Another blow against the “hidden moderator” defense. So far I haven’t touched on the stated purpose of this project, which was to look at time-of-semester as a moderator of effects. The findings are easy to summarize: it turns out it there was no there there. The authors also tested for heterogeneity of effects due to order (since subjects got the tasks for the 10 replications in random order) or across samples and labs. There was no there there either. Not even in the 2 tasks that were administered in person rather than by computers and thus were harder to standardize.

The authors put the interpretation so well that I’ll quote them at length here [emphasis added]:

A common explanation for the challenges of replicating results across samples and settings is that there are many seen and unseen moderators that qualify the detectability of effects (Cesario, 2014). As such, when differences are observed across study administrations, it is easy to default to the assumption that it must be due to features differing between the samples and settings. Besides time of semester, we tested whether the site of data collection, and the order of administration during the study session moderated the effects. None of these had a substantial impact on any of the investigated effects. This observation is consistent with the first “Many Labs” study (Klein et al., 2014) and is the focus of the second (Klein et al., 2015). The present study provides further evidence against sample and setting differences being a default explanation for variation in replicability. That is not to deny that such variation occurs, just that direct evidence for a given effect is needed to demonstrate that it is a viable explanation.

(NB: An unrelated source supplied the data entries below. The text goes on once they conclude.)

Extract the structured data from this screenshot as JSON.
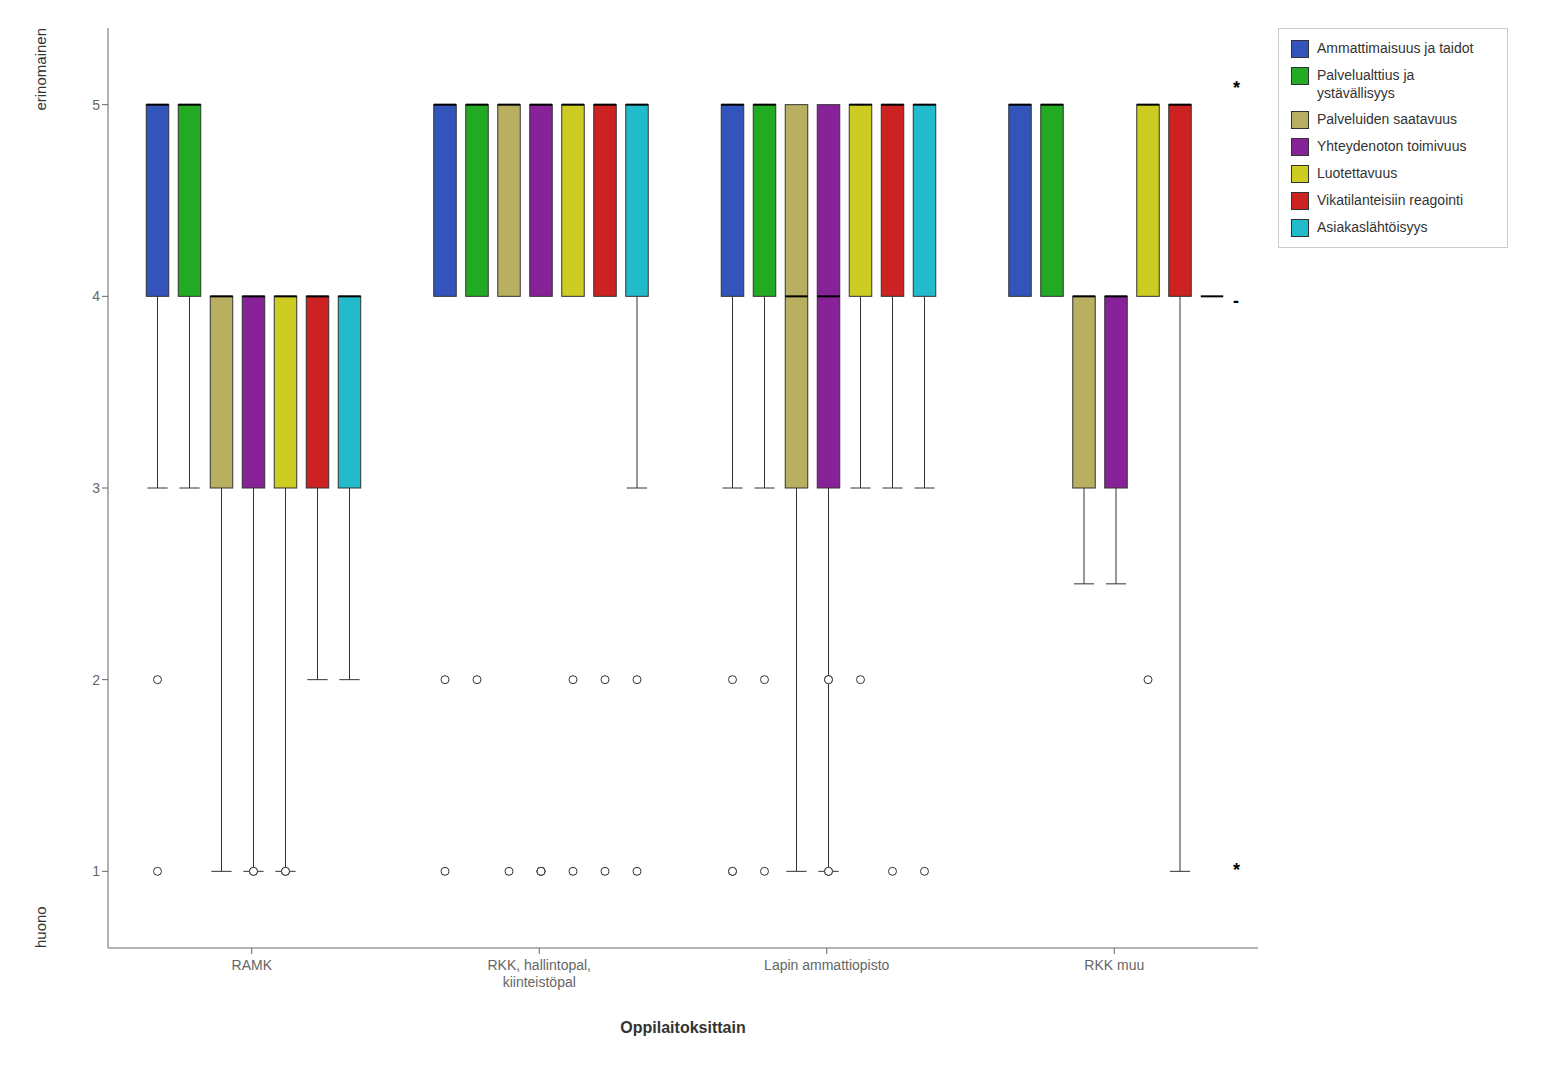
{
  "chart_data": {
    "type": "box",
    "xlabel": "Oppilaitoksittain",
    "ylabel_top": "erinomainen",
    "ylabel_bottom": "huono",
    "ylim": [
      0.6,
      5.4
    ],
    "yticks": [
      1,
      2,
      3,
      4,
      5
    ],
    "grid": false,
    "legend": "right",
    "categories": [
      "RAMK",
      "RKK, hallintopal,\nkiinteistöpal",
      "Lapin ammattiopisto",
      "RKK muu"
    ],
    "annotations": [
      {
        "text": "*",
        "y": 5.08
      },
      {
        "text": "-",
        "y": 3.97
      },
      {
        "text": "*",
        "y": 1.0
      }
    ],
    "series": [
      {
        "name": "Ammattimaisuus ja taidot",
        "color": "#3355bb",
        "values": [
          {
            "q1": 4.0,
            "median": 5.0,
            "q3": 5.0,
            "whisker_low": 3.0,
            "whisker_high": 5.0,
            "outliers": [
              2.0,
              1.0
            ]
          },
          {
            "q1": 4.0,
            "median": 5.0,
            "q3": 5.0,
            "whisker_low": 4.0,
            "whisker_high": 5.0,
            "outliers": [
              2.0,
              1.0
            ]
          },
          {
            "q1": 4.0,
            "median": 5.0,
            "q3": 5.0,
            "whisker_low": 3.0,
            "whisker_high": 5.0,
            "outliers": [
              2.0,
              1.0,
              1.0
            ]
          },
          {
            "q1": 4.0,
            "median": 5.0,
            "q3": 5.0,
            "whisker_low": 4.0,
            "whisker_high": 5.0,
            "outliers": []
          }
        ]
      },
      {
        "name": "Palvelualttius ja\nystävällisyys",
        "color": "#22aa22",
        "values": [
          {
            "q1": 4.0,
            "median": 5.0,
            "q3": 5.0,
            "whisker_low": 3.0,
            "whisker_high": 5.0,
            "outliers": []
          },
          {
            "q1": 4.0,
            "median": 5.0,
            "q3": 5.0,
            "whisker_low": 4.0,
            "whisker_high": 5.0,
            "outliers": [
              2.0
            ]
          },
          {
            "q1": 4.0,
            "median": 5.0,
            "q3": 5.0,
            "whisker_low": 3.0,
            "whisker_high": 5.0,
            "outliers": [
              2.0,
              1.0
            ]
          },
          {
            "q1": 4.0,
            "median": 5.0,
            "q3": 5.0,
            "whisker_low": 4.0,
            "whisker_high": 5.0,
            "outliers": []
          }
        ]
      },
      {
        "name": "Palveluiden saatavuus",
        "color": "#b8b060",
        "values": [
          {
            "q1": 3.0,
            "median": 4.0,
            "q3": 4.0,
            "whisker_low": 1.0,
            "whisker_high": 4.0,
            "outliers": []
          },
          {
            "q1": 4.0,
            "median": 5.0,
            "q3": 5.0,
            "whisker_low": 4.0,
            "whisker_high": 5.0,
            "outliers": [
              1.0
            ]
          },
          {
            "q1": 3.0,
            "median": 4.0,
            "q3": 5.0,
            "whisker_low": 1.0,
            "whisker_high": 5.0,
            "outliers": []
          },
          {
            "q1": 3.0,
            "median": 4.0,
            "q3": 4.0,
            "whisker_low": 2.5,
            "whisker_high": 4.0,
            "outliers": []
          }
        ]
      },
      {
        "name": "Yhteydenoton toimivuus",
        "color": "#882299",
        "values": [
          {
            "q1": 3.0,
            "median": 4.0,
            "q3": 4.0,
            "whisker_low": 1.0,
            "whisker_high": 4.0,
            "outliers": [
              1.0,
              1.0
            ]
          },
          {
            "q1": 4.0,
            "median": 5.0,
            "q3": 5.0,
            "whisker_low": 4.0,
            "whisker_high": 5.0,
            "outliers": [
              1.0,
              1.0,
              1.0,
              1.0
            ]
          },
          {
            "q1": 3.0,
            "median": 4.0,
            "q3": 5.0,
            "whisker_low": 1.0,
            "whisker_high": 5.0,
            "outliers": [
              2.0,
              2.0,
              1.0,
              1.0
            ]
          },
          {
            "q1": 3.0,
            "median": 4.0,
            "q3": 4.0,
            "whisker_low": 2.5,
            "whisker_high": 4.0,
            "outliers": []
          }
        ]
      },
      {
        "name": "Luotettavuus",
        "color": "#cccc22",
        "values": [
          {
            "q1": 3.0,
            "median": 4.0,
            "q3": 4.0,
            "whisker_low": 1.0,
            "whisker_high": 4.0,
            "outliers": [
              1.0,
              1.0
            ]
          },
          {
            "q1": 4.0,
            "median": 5.0,
            "q3": 5.0,
            "whisker_low": 4.0,
            "whisker_high": 5.0,
            "outliers": [
              2.0,
              1.0
            ]
          },
          {
            "q1": 4.0,
            "median": 5.0,
            "q3": 5.0,
            "whisker_low": 3.0,
            "whisker_high": 5.0,
            "outliers": [
              2.0
            ]
          },
          {
            "q1": 4.0,
            "median": 5.0,
            "q3": 5.0,
            "whisker_low": 4.0,
            "whisker_high": 5.0,
            "outliers": [
              2.0
            ]
          }
        ]
      },
      {
        "name": "Vikatilanteisiin reagointi",
        "color": "#cc2222",
        "values": [
          {
            "q1": 3.0,
            "median": 4.0,
            "q3": 4.0,
            "whisker_low": 2.0,
            "whisker_high": 4.0,
            "outliers": []
          },
          {
            "q1": 4.0,
            "median": 5.0,
            "q3": 5.0,
            "whisker_low": 4.0,
            "whisker_high": 5.0,
            "outliers": [
              2.0,
              1.0
            ]
          },
          {
            "q1": 4.0,
            "median": 5.0,
            "q3": 5.0,
            "whisker_low": 3.0,
            "whisker_high": 5.0,
            "outliers": [
              1.0
            ]
          },
          {
            "q1": 4.0,
            "median": 5.0,
            "q3": 5.0,
            "whisker_low": 1.0,
            "whisker_high": 5.0,
            "outliers": []
          }
        ]
      },
      {
        "name": "Asiakaslähtöisyys",
        "color": "#22bbcc",
        "values": [
          {
            "q1": 3.0,
            "median": 4.0,
            "q3": 4.0,
            "whisker_low": 2.0,
            "whisker_high": 4.0,
            "outliers": []
          },
          {
            "q1": 4.0,
            "median": 5.0,
            "q3": 5.0,
            "whisker_low": 3.0,
            "whisker_high": 5.0,
            "outliers": [
              2.0,
              1.0
            ]
          },
          {
            "q1": 4.0,
            "median": 5.0,
            "q3": 5.0,
            "whisker_low": 3.0,
            "whisker_high": 5.0,
            "outliers": [
              1.0
            ]
          },
          {
            "q1": 4.0,
            "median": 4.0,
            "q3": 4.0,
            "whisker_low": 4.0,
            "whisker_high": 4.0,
            "outliers": []
          }
        ]
      }
    ]
  }
}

When effects do not replicate, “maybe there were moderators” needs to be treated as what it is – a post hoc speculation for future testing. Moderator explanations are worth consideration on a case by case basis, and hunting for them could lead to genuine discoveries. But as evidence keeps accruing that sample and setting moderators are not commonplace, we should be more and more skeptical of those kinds of explanations offered post hoc. High-powered pre-registered replications are very credible. And when the replication results disagree with the original study, our interpretations should account for what we know about the statistical properties of the studies and the way we came to see the evidence, and give less weight to untested speculation.


* An earlier version incorrectly stated that the TIPI had only been validated indirectly against the NEO. Thanks to Sam Gosling for pointing out the error.